THE OPAL METHOD OF MULTIPLEX FLUORESCENCE IMMUNOHISTOCHEMISTRY FOR UNDERSTANDING STEM CELL BIOLOGY AND HOST-DONOR CELL INTERACTIONS IN THE ALZHEIMER'S BRAIN

Abstract

Evaluating the clinical potential of stem cell therapies for neurodegenerative diseases such as Alzheimer's requires careful longitudinal assessment and quantification of cellular survival, engraftment and integration. In preclinical animal models, fluorescence immunohistochemistry (fIHC) is the most common technique for analysis of transplanted cells and effects on host tissue. However, there are a number of significant limitations inherent to traditional fIHC, such as poor sensitivity to rare biomarkers, cost of antibody reagents and low signal-to-noise ratio, particularly in the context of significant auto-fluorescence in aged or diseased brains. Moreover, simultaneous detection of multiple biomarkers is restricted by species-specific antigen binding.
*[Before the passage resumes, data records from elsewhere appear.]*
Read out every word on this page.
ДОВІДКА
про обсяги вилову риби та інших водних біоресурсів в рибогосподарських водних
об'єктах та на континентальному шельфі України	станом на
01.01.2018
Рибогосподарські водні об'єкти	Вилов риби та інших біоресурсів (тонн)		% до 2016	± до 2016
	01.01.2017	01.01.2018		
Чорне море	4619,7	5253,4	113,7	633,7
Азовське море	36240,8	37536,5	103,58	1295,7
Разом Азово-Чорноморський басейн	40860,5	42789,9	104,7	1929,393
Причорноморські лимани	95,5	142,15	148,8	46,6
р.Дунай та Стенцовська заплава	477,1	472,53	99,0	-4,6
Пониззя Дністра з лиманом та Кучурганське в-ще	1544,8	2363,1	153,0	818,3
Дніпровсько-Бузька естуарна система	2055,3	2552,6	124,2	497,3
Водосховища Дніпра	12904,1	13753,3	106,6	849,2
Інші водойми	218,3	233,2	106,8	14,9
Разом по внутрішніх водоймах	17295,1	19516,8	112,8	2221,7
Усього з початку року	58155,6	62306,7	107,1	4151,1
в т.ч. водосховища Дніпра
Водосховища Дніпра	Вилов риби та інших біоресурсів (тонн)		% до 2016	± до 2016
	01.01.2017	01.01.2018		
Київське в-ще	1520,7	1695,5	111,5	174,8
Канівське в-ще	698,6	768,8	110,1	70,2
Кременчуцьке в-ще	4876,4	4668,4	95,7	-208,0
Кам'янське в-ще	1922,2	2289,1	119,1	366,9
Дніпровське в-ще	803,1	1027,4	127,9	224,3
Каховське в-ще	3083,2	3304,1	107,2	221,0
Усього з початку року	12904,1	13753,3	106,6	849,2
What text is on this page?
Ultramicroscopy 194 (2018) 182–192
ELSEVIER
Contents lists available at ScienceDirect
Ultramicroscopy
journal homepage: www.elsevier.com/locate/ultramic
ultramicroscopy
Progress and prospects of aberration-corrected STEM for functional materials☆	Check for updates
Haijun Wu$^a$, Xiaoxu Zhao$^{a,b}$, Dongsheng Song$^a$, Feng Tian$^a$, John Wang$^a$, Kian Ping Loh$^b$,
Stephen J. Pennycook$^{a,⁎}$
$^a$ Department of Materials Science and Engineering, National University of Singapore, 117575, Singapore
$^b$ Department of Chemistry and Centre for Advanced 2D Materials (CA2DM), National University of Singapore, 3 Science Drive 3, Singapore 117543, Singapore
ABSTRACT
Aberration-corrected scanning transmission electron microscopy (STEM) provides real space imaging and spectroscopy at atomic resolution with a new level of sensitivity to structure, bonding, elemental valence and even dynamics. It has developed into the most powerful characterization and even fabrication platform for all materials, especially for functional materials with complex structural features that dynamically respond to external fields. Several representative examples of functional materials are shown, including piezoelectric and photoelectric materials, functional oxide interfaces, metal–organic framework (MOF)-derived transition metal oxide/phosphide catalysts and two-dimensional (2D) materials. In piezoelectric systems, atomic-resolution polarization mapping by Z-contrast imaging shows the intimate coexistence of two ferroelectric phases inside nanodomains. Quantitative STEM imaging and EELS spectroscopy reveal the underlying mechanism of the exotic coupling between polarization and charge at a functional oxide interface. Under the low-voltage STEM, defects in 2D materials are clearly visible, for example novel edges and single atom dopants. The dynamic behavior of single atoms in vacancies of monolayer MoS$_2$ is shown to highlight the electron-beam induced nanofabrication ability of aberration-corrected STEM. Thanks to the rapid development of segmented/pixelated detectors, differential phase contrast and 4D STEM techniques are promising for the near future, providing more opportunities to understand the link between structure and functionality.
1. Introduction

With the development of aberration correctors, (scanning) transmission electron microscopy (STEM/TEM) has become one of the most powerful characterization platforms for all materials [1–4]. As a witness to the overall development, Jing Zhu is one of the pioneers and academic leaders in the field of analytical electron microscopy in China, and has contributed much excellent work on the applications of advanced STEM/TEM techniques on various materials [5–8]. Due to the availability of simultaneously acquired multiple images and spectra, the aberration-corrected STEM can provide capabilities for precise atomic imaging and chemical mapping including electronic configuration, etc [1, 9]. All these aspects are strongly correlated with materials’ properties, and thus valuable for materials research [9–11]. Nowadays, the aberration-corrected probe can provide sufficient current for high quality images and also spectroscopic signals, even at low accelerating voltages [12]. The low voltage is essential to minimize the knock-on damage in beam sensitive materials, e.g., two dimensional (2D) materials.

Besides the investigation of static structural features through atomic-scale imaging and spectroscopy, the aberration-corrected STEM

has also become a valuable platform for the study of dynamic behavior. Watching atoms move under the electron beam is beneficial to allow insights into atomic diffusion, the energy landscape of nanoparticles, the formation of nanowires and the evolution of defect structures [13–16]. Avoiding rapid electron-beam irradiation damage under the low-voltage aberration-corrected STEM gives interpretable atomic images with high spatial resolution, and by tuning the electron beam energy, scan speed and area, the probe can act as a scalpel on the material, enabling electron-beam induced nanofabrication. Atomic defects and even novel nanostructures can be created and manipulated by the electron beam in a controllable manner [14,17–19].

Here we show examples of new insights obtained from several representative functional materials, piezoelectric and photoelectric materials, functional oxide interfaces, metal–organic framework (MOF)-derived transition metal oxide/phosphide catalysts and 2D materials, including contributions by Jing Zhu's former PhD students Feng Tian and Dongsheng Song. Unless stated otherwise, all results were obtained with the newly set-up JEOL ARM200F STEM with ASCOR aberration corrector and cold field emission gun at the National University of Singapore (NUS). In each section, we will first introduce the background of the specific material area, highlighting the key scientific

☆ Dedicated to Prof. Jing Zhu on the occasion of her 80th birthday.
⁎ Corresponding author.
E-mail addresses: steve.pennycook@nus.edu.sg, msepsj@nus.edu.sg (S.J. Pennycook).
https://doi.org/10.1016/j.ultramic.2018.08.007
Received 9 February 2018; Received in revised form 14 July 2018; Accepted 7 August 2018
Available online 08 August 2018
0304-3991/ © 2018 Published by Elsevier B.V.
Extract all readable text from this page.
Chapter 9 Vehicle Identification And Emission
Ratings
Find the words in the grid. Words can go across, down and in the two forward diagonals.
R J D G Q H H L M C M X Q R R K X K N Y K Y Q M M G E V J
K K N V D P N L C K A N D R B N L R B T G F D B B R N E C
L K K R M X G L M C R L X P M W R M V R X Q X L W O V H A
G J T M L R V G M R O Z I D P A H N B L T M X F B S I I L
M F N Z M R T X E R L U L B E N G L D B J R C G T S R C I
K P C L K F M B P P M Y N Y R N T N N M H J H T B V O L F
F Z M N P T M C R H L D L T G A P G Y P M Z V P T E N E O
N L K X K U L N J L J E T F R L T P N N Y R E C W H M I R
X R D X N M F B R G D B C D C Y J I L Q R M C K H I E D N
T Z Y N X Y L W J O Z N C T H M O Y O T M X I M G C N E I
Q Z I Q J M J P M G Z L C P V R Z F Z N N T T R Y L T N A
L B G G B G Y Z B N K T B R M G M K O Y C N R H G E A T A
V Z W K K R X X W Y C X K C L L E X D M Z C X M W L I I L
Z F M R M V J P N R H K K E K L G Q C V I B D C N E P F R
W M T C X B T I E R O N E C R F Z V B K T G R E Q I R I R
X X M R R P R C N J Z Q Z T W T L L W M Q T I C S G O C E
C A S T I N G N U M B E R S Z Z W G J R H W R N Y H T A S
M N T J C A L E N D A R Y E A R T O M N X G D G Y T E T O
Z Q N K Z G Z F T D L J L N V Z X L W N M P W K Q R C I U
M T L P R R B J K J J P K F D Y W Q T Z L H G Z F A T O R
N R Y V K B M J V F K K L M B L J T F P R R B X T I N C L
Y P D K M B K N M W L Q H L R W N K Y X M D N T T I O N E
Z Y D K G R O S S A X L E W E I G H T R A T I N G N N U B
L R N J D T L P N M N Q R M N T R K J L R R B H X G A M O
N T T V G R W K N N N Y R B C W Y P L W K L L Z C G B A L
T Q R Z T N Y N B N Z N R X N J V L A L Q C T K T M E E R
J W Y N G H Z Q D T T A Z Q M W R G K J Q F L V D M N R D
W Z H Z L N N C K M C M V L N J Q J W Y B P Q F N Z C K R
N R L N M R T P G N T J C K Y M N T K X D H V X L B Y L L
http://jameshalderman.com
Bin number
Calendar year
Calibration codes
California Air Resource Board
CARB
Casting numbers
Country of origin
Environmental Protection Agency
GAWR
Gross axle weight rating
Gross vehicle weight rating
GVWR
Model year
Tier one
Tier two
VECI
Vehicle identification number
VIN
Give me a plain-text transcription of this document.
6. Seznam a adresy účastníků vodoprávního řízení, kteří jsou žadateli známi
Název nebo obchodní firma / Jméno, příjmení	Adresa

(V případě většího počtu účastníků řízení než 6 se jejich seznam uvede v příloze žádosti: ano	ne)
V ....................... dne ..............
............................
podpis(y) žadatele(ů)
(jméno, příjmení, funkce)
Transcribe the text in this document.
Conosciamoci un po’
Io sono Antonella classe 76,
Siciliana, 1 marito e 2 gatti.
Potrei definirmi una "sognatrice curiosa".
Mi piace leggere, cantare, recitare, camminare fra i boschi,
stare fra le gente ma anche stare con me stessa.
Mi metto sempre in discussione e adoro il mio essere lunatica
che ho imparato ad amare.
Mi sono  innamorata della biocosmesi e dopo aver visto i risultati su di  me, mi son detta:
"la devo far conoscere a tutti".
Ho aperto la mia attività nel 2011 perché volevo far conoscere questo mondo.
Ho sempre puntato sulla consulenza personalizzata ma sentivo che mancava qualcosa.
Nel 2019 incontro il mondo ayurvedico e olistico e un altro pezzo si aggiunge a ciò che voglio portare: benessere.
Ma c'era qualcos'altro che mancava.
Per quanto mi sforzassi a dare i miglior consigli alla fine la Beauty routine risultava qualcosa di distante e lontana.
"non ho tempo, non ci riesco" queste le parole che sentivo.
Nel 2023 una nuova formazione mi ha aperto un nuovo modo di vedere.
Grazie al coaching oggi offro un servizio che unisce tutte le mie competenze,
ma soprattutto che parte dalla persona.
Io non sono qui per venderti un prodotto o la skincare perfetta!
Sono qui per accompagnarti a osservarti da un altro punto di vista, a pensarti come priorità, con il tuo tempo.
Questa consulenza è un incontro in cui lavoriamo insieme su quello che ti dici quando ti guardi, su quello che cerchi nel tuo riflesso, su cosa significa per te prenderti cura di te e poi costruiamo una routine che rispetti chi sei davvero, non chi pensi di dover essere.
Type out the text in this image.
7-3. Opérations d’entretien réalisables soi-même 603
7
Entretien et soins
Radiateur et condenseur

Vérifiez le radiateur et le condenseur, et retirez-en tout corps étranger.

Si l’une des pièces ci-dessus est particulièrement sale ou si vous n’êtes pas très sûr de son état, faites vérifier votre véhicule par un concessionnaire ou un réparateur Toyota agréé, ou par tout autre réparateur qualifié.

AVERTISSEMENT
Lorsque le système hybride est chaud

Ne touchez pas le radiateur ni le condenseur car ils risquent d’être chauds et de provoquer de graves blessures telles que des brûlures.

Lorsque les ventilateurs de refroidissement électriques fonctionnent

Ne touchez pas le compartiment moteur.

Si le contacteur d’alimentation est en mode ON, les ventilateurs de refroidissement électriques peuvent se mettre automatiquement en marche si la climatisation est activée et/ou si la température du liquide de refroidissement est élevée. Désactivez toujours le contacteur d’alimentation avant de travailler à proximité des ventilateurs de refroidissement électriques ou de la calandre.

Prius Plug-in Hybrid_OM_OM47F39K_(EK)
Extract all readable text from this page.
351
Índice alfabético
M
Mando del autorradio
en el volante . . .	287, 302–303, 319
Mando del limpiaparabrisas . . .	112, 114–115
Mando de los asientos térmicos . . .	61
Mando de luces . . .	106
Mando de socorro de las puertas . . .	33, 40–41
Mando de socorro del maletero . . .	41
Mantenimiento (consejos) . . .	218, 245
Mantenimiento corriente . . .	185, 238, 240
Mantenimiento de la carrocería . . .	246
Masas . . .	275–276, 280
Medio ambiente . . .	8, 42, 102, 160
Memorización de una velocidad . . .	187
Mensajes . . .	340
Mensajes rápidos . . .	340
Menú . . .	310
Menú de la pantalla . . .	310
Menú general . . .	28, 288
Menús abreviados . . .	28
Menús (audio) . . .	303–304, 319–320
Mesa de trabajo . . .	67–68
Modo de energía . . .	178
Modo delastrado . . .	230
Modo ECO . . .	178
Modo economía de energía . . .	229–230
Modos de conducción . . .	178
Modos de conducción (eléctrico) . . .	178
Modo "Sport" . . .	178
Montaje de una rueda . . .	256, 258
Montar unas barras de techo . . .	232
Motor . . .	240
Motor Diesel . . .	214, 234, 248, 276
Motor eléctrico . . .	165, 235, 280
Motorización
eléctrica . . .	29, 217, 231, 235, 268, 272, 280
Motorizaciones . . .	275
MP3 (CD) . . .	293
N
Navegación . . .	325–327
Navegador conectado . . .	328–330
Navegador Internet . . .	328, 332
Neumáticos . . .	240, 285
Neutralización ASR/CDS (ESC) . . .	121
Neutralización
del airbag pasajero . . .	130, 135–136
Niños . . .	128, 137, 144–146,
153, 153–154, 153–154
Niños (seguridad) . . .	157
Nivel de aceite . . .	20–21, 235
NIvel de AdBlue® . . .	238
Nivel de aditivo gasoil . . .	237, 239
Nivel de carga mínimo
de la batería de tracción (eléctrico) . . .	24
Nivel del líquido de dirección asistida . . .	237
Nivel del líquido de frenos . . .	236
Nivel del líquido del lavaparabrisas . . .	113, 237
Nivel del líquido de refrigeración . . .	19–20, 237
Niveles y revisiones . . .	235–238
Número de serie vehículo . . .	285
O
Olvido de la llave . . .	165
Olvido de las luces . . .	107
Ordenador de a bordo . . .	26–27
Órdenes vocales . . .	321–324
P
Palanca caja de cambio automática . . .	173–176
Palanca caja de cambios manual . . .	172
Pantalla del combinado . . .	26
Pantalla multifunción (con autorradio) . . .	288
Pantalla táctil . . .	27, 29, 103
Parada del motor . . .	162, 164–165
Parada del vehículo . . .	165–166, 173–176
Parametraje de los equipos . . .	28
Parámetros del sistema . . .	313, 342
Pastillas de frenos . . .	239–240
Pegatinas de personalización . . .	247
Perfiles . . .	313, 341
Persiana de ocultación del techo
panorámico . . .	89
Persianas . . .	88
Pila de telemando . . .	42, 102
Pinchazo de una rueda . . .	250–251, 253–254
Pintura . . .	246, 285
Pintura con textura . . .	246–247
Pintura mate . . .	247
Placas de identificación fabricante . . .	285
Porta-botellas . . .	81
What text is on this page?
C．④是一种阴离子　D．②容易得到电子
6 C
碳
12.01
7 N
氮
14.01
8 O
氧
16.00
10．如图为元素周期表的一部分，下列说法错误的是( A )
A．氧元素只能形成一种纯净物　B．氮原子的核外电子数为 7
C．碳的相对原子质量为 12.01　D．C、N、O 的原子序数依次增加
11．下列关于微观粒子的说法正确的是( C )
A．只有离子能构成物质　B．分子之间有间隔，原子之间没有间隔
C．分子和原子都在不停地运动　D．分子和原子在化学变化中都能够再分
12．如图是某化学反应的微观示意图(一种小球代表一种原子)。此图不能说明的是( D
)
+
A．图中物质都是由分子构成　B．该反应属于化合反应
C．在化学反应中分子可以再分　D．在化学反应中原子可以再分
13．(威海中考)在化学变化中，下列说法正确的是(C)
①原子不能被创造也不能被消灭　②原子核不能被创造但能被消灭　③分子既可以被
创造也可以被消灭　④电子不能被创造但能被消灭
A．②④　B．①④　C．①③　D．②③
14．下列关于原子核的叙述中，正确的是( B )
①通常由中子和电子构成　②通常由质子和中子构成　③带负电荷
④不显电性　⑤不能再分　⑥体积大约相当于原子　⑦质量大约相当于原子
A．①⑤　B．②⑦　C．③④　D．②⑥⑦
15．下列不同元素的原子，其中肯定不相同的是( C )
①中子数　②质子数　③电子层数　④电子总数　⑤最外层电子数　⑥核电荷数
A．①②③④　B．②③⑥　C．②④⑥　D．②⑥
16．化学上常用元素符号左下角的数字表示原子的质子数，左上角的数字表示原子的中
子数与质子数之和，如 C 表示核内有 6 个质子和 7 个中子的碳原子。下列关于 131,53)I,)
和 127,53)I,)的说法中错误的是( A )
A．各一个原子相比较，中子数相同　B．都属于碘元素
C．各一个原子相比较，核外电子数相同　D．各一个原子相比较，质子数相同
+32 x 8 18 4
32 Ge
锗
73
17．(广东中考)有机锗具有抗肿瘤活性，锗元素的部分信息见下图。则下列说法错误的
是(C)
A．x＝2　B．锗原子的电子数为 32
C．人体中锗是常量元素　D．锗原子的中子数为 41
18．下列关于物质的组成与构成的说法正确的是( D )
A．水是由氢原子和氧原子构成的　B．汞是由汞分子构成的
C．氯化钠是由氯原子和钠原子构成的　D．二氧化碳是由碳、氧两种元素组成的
In order to overcome these limitations, here we introduce the first application of the Perkin Elmer Opal fIHC technique to paraffin-embedded mammalian adult brain sections. Tyramide signal amplification means that fluorophore intensity is several fold greater than in traditional fIHC, while spectral unmixing corrects for auto-fluorescence without compromising biomarker signal. Furthermore, the Opal technique permits simultaneous quantification of up to eight co-localized biomarkers and is compatible with primary antibodies raised in the same species. This technique will greatly improve the study of stem cell biology, differentiation and integration through spatially selective protein phenotyping, and improve our understanding of interaction between host and donor cells in the pathological brain.